Periodic Reporting for period 1 - LOBCON-EU (Lobbying and Corporate Political Connections in Europe)
Periodo di rendicontazione: 2023-07-01 al 2025-06-30
The overall objective of the LOBCON-EU project thus is to understand how corporate lobbying functions and affect politics and economic activity in Europe. This is divided into different sub-objectives: (1) How do business and politics interact in different institutional environments? (2) Who becomes a lobbyist under different institutional contexts and why? (3) Why do individuals transition between the private sector and politics and what incentives shape these transitions? To answer these questions, the project draws on big comparative data on lobbyists in Europe and the United States as well as cross-country survey data and analyses them using state-of-the-art machine learning and causal inference methods.

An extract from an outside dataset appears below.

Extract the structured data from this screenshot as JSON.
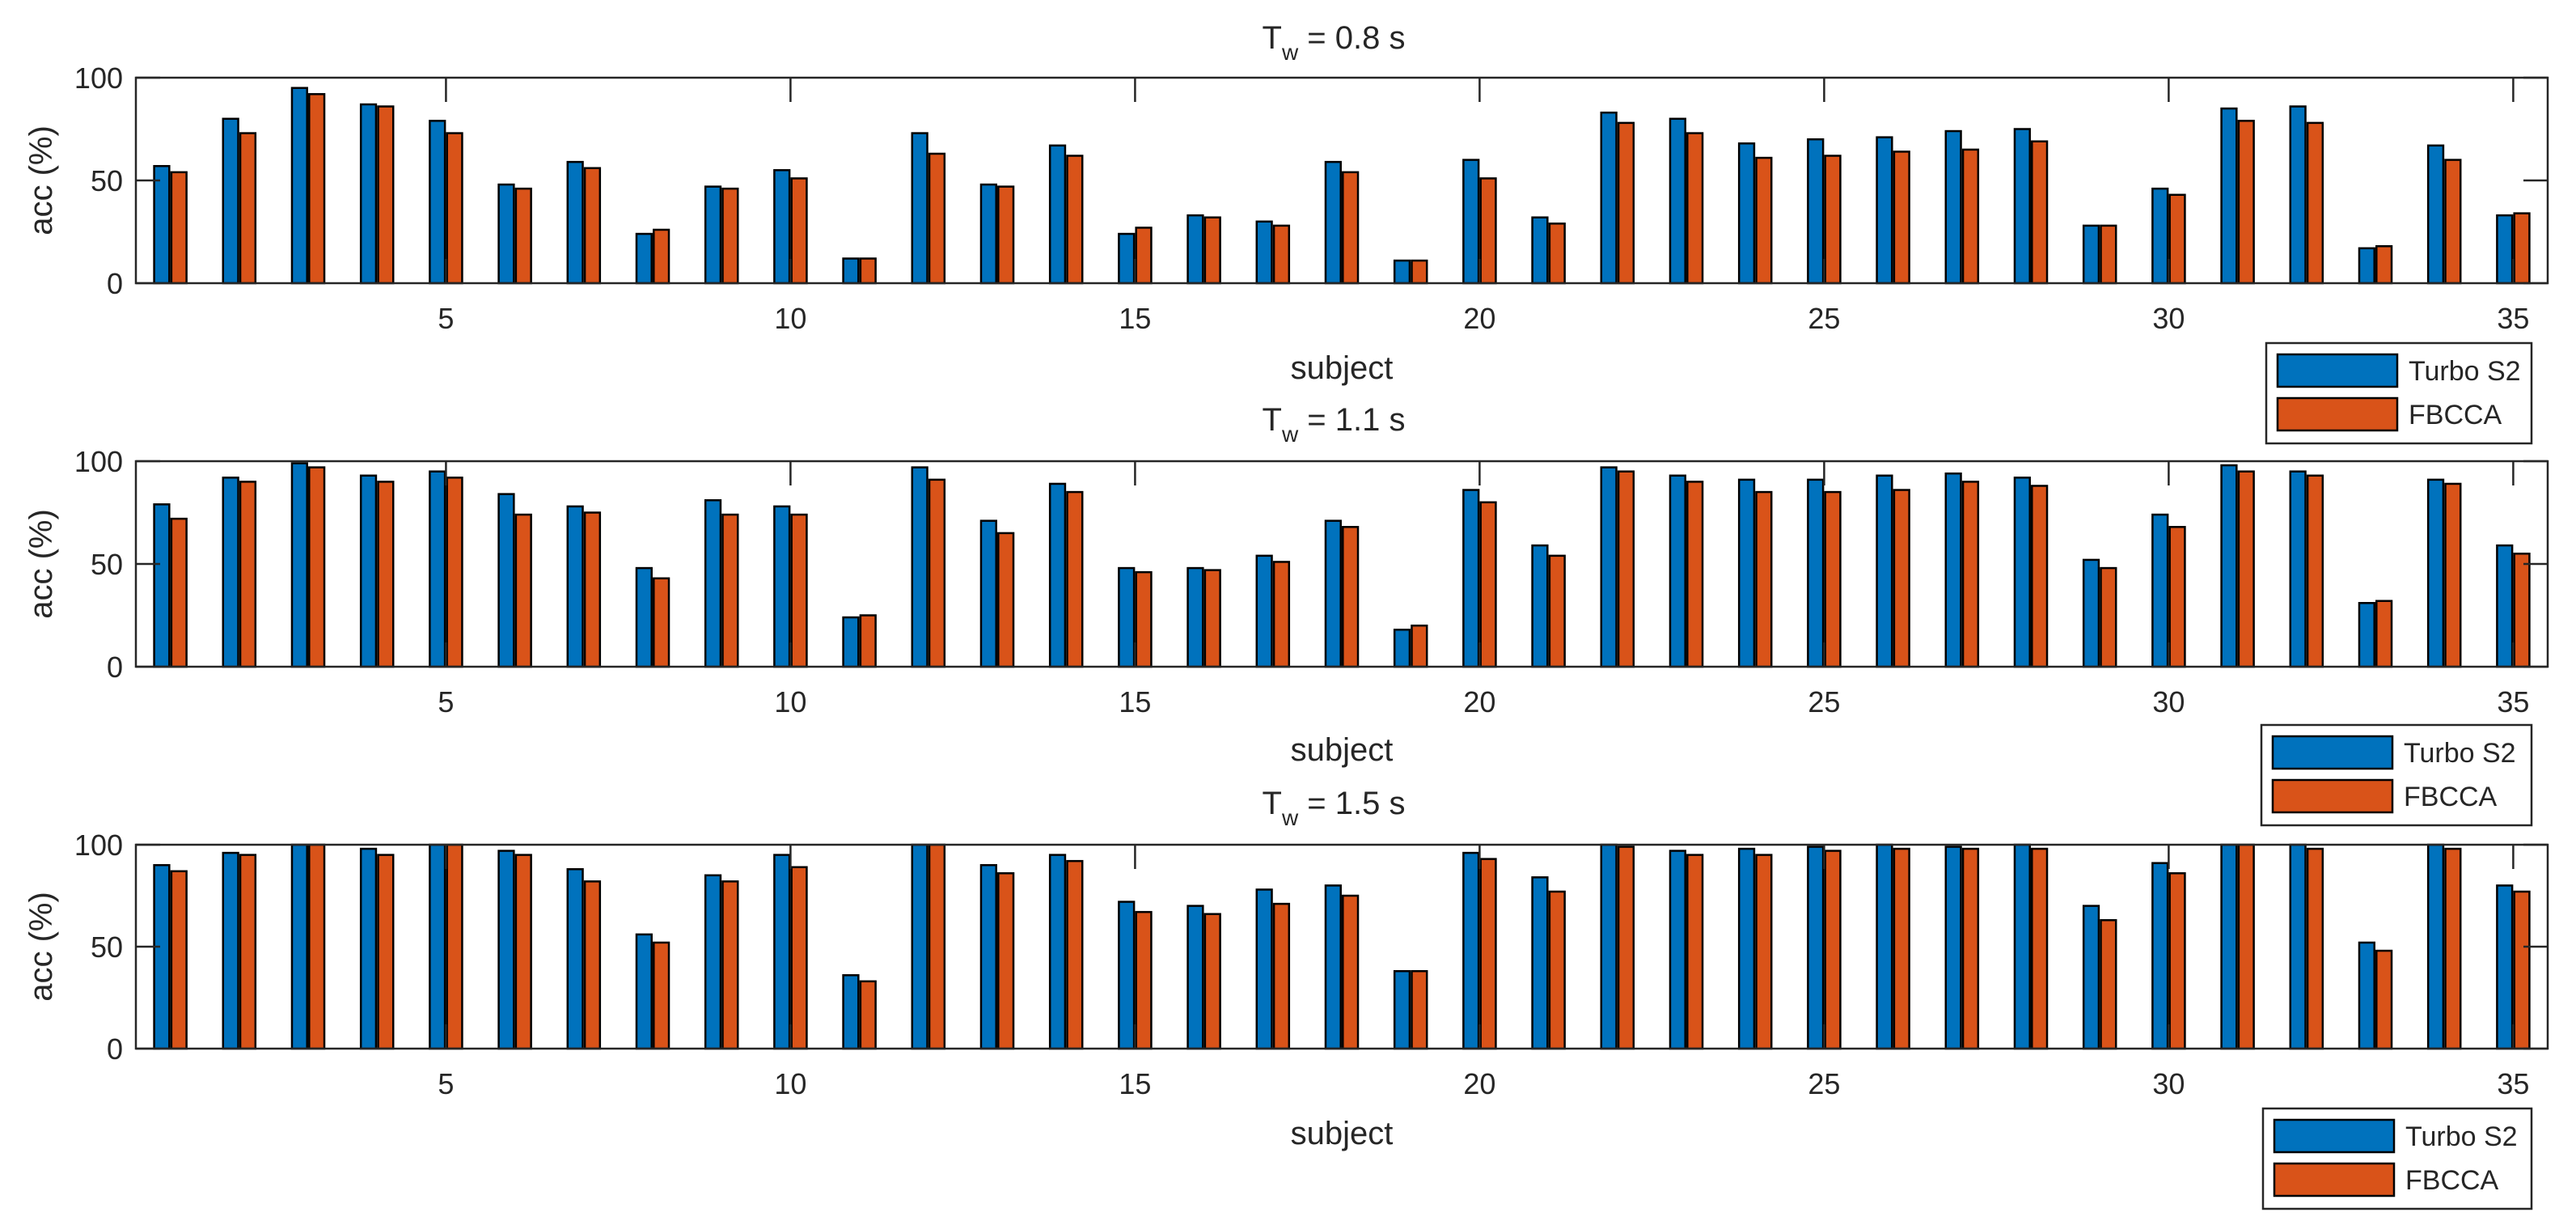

The project also breaks new ground in the study of citizens’ preferences for lobbying transparency by investigating support for political disclosure rules across ten developed and developing countries. Earlier research has focused on elite resistance to disclosure, offering little evidence on whether citizens support such reforms. This project fills that gap with a large-scale conjoint survey experiment of over 16,000 respondents. The results reveal widespread support for strict lobbying disclosure requirements and enforcement mechanisms across different country contexts. These findings provide robust evidence that political reforms to strengthen disclosure regimes would align with citizen preferences.
Finally, the project investigates how interest groups influence public opinion. Interest groups spend a lot of money on outside lobbying, such as media campaigns, to influence decision makers indirectly. However, it is unclear to what extent these costly public lobbying strategies can change public opinion. Moreover, previous studies have produced mixed and context-specific results. By conducting a well-powered factorial survey experiment in Germany and the UK, this project provides systematic comparative evidence that interest group messages can have a short-term influence on public opinion. However, the effects are not different from policy messages without interest groups and are only effective for certain policies. The findings deepen theoretical debates about lobbying strategies and inform policy discussions on the regulation of political advocacy and its impact on democratic accountability.